3. Violação do princípio da boa-fé processual:
O arguido agiu confiando na proposta que lhe foi dirigida e concretizou os actos que lhe foram indicados, interpretando, com razoabilidade, que estava a dar cumprimento ao regime da suspensão provisória. Esta conduta é juridicamente relevante. Nos termos do artigo 8.º, n.º 3 do Código Civil, o julgador deve ter em consideração todos os casos que mereçam tratamento análogo, a fim de obter uma aplicação uniforme e justa do Direito.
Ora, ignorar o cumprimento efectivo de uma pena acessória já concretizada de facto — sem que o arguido tenha actuado com má-fé — viola o princípio da confiança e da segurança jurídica, princípios estruturantes do Estado de Direito (art. 2.º da CRP), e conduz a uma duplicação material da sanção.
4. Consequência jurídica:
Nestes termos, entendo que, não obstante a ausência de formalização da suspensão provisória do processo, a entrega da carta de condução e o cumprimento integral do período de inibição devem ser considerados no momento da determinação concreta da pena acessória. A sua não valoração traduz-se, a meu ver, numa violação do princípio da proporcionalidade (art. 18.º, n.º 2 da CRP) e na aplicação injustificada de uma pena já materialmente cumprida, o que contraria a lógica retributiva e preventivo-especial da pena.

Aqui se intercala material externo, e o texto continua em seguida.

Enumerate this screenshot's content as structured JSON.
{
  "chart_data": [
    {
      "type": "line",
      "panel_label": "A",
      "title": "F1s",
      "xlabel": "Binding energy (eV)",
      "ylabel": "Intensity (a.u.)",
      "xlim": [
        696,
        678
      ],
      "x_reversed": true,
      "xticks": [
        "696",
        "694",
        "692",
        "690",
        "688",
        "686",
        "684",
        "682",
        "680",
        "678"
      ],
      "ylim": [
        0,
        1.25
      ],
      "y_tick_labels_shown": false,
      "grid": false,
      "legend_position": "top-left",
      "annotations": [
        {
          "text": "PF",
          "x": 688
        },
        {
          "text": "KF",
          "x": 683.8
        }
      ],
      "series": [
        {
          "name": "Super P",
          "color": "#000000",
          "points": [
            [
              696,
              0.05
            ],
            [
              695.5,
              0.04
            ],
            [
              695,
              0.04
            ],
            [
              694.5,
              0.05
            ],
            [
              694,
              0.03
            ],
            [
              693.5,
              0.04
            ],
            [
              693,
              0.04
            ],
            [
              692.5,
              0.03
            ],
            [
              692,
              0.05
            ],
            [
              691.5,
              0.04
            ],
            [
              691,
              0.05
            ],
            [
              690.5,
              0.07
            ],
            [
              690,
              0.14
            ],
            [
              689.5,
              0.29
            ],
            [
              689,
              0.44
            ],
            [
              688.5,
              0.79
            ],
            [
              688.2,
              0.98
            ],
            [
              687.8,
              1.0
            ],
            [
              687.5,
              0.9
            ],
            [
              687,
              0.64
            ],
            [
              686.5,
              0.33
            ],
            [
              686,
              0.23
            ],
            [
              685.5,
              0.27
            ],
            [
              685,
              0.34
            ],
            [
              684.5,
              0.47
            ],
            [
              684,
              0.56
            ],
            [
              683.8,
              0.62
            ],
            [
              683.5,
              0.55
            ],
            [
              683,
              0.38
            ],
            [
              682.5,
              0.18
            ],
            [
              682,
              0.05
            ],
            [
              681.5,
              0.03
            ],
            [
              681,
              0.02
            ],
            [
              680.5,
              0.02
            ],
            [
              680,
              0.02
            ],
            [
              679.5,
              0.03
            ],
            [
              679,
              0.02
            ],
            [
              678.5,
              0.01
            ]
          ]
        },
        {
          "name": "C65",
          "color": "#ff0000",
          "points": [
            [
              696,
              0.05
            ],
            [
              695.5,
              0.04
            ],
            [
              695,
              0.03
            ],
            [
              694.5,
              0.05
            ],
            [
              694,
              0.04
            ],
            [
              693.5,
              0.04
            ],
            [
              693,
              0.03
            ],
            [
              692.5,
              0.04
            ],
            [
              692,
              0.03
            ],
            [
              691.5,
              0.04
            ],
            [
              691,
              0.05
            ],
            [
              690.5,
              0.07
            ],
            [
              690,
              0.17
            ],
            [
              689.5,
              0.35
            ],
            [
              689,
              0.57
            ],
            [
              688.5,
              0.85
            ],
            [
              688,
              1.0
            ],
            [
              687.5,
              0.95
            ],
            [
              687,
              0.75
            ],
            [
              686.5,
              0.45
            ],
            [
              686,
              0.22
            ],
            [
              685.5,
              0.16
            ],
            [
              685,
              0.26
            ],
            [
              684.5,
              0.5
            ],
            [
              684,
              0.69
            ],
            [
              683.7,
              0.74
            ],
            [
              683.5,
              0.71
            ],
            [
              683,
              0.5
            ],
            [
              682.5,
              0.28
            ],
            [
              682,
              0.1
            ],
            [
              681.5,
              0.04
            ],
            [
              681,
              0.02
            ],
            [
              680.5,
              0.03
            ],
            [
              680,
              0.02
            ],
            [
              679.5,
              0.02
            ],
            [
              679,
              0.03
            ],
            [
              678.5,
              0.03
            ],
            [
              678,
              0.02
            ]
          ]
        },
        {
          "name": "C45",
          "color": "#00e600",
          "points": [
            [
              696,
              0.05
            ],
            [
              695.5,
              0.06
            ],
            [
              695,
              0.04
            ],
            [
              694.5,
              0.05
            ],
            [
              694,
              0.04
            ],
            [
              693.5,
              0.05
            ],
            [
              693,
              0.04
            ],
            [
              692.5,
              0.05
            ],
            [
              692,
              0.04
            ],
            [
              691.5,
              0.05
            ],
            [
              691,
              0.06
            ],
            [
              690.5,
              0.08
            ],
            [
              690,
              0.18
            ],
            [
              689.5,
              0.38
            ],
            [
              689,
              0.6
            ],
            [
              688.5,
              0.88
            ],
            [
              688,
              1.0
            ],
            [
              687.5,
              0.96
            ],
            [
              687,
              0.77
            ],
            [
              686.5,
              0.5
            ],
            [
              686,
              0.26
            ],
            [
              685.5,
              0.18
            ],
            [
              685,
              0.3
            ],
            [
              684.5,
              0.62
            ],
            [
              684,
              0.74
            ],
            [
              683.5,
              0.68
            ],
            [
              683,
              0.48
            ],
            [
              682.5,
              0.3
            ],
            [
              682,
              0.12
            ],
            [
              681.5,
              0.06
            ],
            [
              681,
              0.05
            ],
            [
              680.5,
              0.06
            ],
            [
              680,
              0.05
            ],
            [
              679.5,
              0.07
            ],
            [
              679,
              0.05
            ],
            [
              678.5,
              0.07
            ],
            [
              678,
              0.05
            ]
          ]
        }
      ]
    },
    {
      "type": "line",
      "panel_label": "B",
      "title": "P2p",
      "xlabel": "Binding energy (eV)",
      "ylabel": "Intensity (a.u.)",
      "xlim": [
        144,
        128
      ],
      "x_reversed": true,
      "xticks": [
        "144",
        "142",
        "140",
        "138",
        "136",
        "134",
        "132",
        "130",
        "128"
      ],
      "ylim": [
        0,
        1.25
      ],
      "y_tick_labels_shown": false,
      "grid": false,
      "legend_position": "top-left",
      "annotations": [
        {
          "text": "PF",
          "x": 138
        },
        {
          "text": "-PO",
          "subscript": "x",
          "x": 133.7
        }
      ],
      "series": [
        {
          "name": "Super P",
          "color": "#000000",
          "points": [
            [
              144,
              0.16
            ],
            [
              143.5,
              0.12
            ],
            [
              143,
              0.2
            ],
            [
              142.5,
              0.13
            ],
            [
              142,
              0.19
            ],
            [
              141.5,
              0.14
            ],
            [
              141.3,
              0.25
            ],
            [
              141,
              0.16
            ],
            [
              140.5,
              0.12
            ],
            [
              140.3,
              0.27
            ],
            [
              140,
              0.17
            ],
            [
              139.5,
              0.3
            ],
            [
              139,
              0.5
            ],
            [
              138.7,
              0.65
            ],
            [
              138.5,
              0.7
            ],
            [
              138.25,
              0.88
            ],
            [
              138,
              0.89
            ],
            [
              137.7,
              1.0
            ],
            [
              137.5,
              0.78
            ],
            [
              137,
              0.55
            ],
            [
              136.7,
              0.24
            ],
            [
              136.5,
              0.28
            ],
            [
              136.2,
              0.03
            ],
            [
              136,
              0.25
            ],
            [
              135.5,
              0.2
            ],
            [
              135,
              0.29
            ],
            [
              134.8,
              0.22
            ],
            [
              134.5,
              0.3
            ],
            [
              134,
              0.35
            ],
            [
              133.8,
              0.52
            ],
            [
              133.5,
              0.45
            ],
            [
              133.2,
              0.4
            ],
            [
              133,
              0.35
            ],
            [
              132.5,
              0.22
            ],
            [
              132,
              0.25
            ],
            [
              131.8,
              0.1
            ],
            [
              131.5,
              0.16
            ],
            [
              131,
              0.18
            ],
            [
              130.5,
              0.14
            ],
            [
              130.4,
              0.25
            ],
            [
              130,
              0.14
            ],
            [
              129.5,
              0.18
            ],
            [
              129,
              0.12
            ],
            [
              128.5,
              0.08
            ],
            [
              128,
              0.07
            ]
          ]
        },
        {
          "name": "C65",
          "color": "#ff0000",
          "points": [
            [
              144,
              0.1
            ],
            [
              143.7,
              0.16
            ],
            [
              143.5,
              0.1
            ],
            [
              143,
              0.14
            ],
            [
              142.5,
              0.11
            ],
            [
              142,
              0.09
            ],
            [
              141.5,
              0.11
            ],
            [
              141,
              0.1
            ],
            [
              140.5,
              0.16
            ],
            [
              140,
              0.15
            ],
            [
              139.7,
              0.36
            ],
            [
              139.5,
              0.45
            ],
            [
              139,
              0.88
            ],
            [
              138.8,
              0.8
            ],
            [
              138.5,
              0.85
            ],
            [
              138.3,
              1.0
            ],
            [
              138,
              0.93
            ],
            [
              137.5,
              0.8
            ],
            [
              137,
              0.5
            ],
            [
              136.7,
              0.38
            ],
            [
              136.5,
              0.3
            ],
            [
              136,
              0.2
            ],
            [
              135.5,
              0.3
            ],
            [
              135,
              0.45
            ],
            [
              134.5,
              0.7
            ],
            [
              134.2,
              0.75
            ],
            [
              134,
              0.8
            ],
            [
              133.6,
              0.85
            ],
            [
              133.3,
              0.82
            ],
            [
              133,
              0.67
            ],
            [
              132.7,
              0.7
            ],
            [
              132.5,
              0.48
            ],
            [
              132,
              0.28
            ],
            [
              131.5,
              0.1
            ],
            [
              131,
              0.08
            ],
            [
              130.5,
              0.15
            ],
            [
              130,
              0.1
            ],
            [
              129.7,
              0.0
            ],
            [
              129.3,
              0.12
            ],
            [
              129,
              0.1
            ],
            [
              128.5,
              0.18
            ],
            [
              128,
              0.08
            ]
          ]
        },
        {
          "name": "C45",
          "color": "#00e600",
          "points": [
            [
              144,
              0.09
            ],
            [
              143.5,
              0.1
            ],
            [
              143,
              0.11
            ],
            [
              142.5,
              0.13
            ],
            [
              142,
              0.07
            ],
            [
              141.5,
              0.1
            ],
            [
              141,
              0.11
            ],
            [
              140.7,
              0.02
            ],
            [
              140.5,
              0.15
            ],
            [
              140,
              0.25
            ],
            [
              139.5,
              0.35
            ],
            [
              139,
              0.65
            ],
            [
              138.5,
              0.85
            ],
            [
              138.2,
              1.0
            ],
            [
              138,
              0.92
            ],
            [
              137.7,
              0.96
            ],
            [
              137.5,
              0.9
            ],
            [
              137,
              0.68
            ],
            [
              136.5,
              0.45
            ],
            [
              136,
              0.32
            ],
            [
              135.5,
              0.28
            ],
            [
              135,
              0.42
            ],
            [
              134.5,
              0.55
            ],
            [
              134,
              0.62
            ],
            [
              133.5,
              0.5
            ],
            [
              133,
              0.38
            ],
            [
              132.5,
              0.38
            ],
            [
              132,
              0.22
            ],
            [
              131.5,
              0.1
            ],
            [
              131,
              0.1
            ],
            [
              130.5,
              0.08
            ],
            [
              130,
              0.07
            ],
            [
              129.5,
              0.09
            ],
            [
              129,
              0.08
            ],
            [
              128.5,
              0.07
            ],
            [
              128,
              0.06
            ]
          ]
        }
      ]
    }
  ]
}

Assim, voto no sentido da revogação parcial da sentença recorrida, apenas quanto à pena acessória de inibição de conduzir, determinando-se a declaração de extinção da sua execução, por já ter sido concretizada de facto em momento anterior à decisão final.

_______________________________________________________
1. A respectiva acta foi partilhada a 9 de Novembro e assinada a 11 de Novembro de 2024.
2. Nos seguintes termos: “Fls. 44 e 46:
Indefere-se o requerido, uma vez que, por falta de manifestação de concordância por parte do(a) arguido(a), no tempo em que lhe concedido para o efeito (notificação efectuada no dia 13.03.2024 - cf. fls. 32 a 34), não foi determinada a suspensão provisória do processo, situação, aliás, consignada, no dia 15.04.2024, pelo Ministério Público (fls. 37), logo, não havia lugar ao cumprimento de qualquer injunção nos presentes autos.
3. André Lamas Leite, “Suspensão provisória do processo e abertura da instrução em Portugal: brevíssimas notas
4. Já que constava dos autos comunicação da PSP a dar conta da atempada entrega da carta de condução.
5. A questão não foi suscitada pelo recorrente. Toda a argumentação expendida foi centrada na violação do referido princípio constitucional e a única pretensão deduzida respeitava à nulidade da sentença que vimos ser de improceder.
6. “Tendo sido acordada a suspensão provisoria do processo, nos termos do art. 281º do Código de Processo Penal, com a injunção da proibição da condução de veículo automóvel, prevista no nº 3 do preceito, caso aquela suspensão termine, prosseguindo o processo, ao abrigo do nº 4, do art. 282º, do mesmo Código, o tempo em que o arguido esteve privado da carta de condução não deve ser descontado no tempo da pena acessória de inibição da faculdade de conduzir, aplicada na sentença condenatória que venha a ter lugar. (…).”